Many times when a person is asked by a loved one to agree to act as the personal representative of an estate after that person’s death, the answer is yes. However, that person is rarely fully aware of what he or she are agreeing to do. Being appointed as the personal representative of an estate carries significant responsibility over a long period of time. It requires much more than simply disbursing assets to beneficiaries.
One of the first things to understand is that the probate process is not a quick one. It can take place over a minimum period of six months, up to several years, depending on any issues that may arise. The person who is appointed as personal representative will be responsible for all accounting of the estate over those months, with one of the very first required actions being to open an estate bank account. All monies from the estate including insurance proceeds, funds from the sale of assets, stocks, bonds, etc. must be deposited into that account where they will sit until time for disbursement.
It is also the responsibility of the personal representative to locate and notify all creditors of the decedent, who will then have six months to file a claim with the probate court. In addition, life insurance and retirement account servicers must be notified in writing and provided a copy of a death certificate. Heirs will need to be notified, assets will need to be secured and maintained, and ongoing bills will need to be paid.

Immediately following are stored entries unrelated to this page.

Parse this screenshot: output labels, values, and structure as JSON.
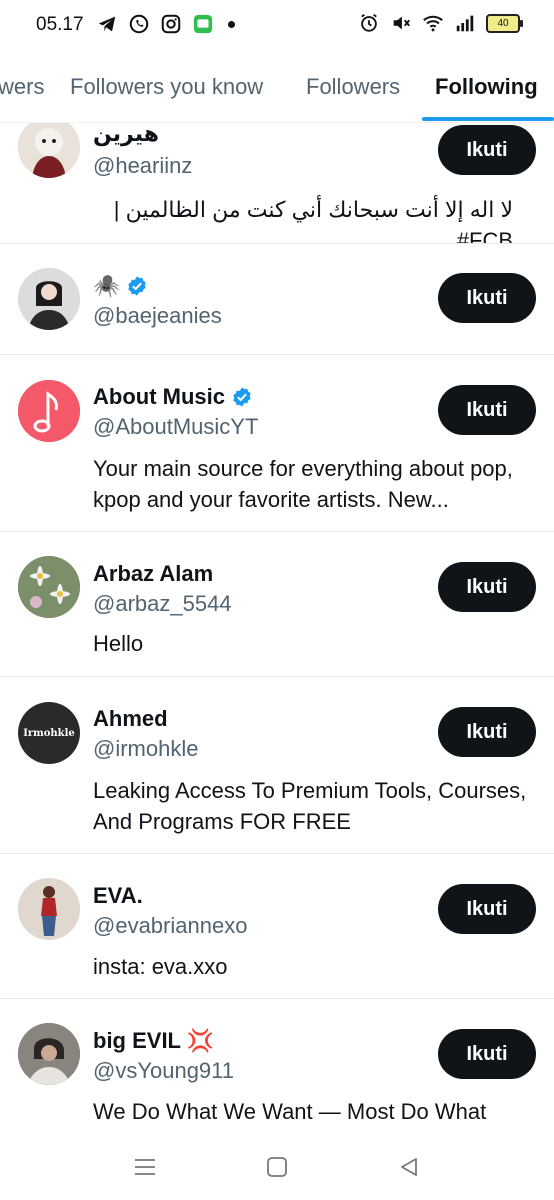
{
  "status_bar": {
    "time": "05.17",
    "battery": "40",
    "left_icons": [
      "telegram-icon",
      "whatsapp-icon",
      "instagram-icon",
      "messages-icon"
    ],
    "right_icons": [
      "alarm-icon",
      "mute-icon",
      "wifi-icon",
      "signal-icon",
      "battery-icon"
    ]
  },
  "tabs": [
    {
      "label": "wers"
    },
    {
      "label": "Followers you know"
    },
    {
      "label": "Followers"
    },
    {
      "label": "Following",
      "active": true
    }
  ],
  "accent_color": "#1d9bf0",
  "follow_label": "Ikuti",
  "users": [
    {
      "name": "هيرين",
      "handle": "@heariinz",
      "verified": false,
      "bio": "لا اله إلا أنت سبحانك أني كنت من الظالمين | FCB#"
    },
    {
      "name": "🕷️",
      "handle": "@baejeanies",
      "verified": true,
      "bio": ""
    },
    {
      "name": "About Music",
      "handle": "@AboutMusicYT",
      "verified": true,
      "bio": "Your main source for everything about pop, kpop and your favorite artists. New..."
    },
    {
      "name": "Arbaz Alam",
      "handle": "@arbaz_5544",
      "verified": false,
      "bio": "Hello"
    },
    {
      "name": "Ahmed",
      "handle": "@irmohkle",
      "verified": false,
      "avatar_text": "Irmohkle",
      "bio": "Leaking Access To Premium Tools, Courses, And Programs FOR FREE"
    },
    {
      "name": "EVA.",
      "handle": "@evabriannexo",
      "verified": false,
      "bio": "insta: eva.xxo"
    },
    {
      "name": "big EVIL 💢",
      "handle": "@vsYoung911",
      "verified": false,
      "bio": "We Do What We Want — Most Do What"
    }
  ],
  "navbar": [
    "menu-icon",
    "home-icon",
    "back-icon"
  ]
}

These actions are all procedural within a probate matter, and do not include the potential issues that can arise when, and if, a contest of will is filed. This can turn any probate into a highly complex and long, drawn out matter that will certainly require a substantial amount of time and effort from a personal representative. It is highly recommended that prior to agreeing to act as such, a person consult with an experienced probate attorney who can make sure your impending responsibilities are crystal clear before you make a decision.